La SASU URBA CONSEIL PRO est une société exerçant principalement une activité d’aménagement foncier et de promotion immobilière.
Un devis daté du 7 juillet 2023 portant sur la réalisation de cinq branchements d’eaux usées et un branchement d’eau potable sur la [Adresse 4] à [Localité 6], d’un montant total de 11.000,64 EUR
a été accepté par la société URBA CONSEIL PRO le 10 juillet 2023, afin d’exécuter des travaux spécifiques sur la commune de [Localité 6].

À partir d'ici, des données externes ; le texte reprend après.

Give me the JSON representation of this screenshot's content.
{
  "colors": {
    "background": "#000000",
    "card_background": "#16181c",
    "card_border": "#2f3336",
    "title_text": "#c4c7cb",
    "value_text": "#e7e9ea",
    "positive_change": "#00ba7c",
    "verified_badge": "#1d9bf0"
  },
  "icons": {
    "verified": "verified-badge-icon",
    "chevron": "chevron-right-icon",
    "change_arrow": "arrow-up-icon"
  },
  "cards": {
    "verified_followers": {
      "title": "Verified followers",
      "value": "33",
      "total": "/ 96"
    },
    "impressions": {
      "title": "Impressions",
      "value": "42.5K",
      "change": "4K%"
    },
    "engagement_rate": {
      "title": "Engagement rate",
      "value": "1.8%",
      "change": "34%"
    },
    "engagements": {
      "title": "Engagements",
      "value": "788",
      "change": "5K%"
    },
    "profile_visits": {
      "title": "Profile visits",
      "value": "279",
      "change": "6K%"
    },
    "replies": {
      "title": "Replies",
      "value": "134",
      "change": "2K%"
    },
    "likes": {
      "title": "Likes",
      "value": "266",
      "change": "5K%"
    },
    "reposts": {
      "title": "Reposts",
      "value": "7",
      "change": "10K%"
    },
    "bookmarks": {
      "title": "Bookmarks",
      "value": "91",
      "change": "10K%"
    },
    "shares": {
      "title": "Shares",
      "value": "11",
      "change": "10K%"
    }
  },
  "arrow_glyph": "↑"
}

Les travaux ont été réalisés courant septembre 2023 par la société CARMINATI FRERE ET CIE et leur achèvement a été constaté au 30 septembre 2023.
La facture correspondante, d’un montant de 11.000,64 EUR, émise le 30 septembre 2023 par la société CARMINATI FRERE ET CIE a fait l’objet de plusieurs relances par mail du 29 janvier 2024 ainsi que par courrier recommandé avec demande d’avis de réception du 6 février 2024.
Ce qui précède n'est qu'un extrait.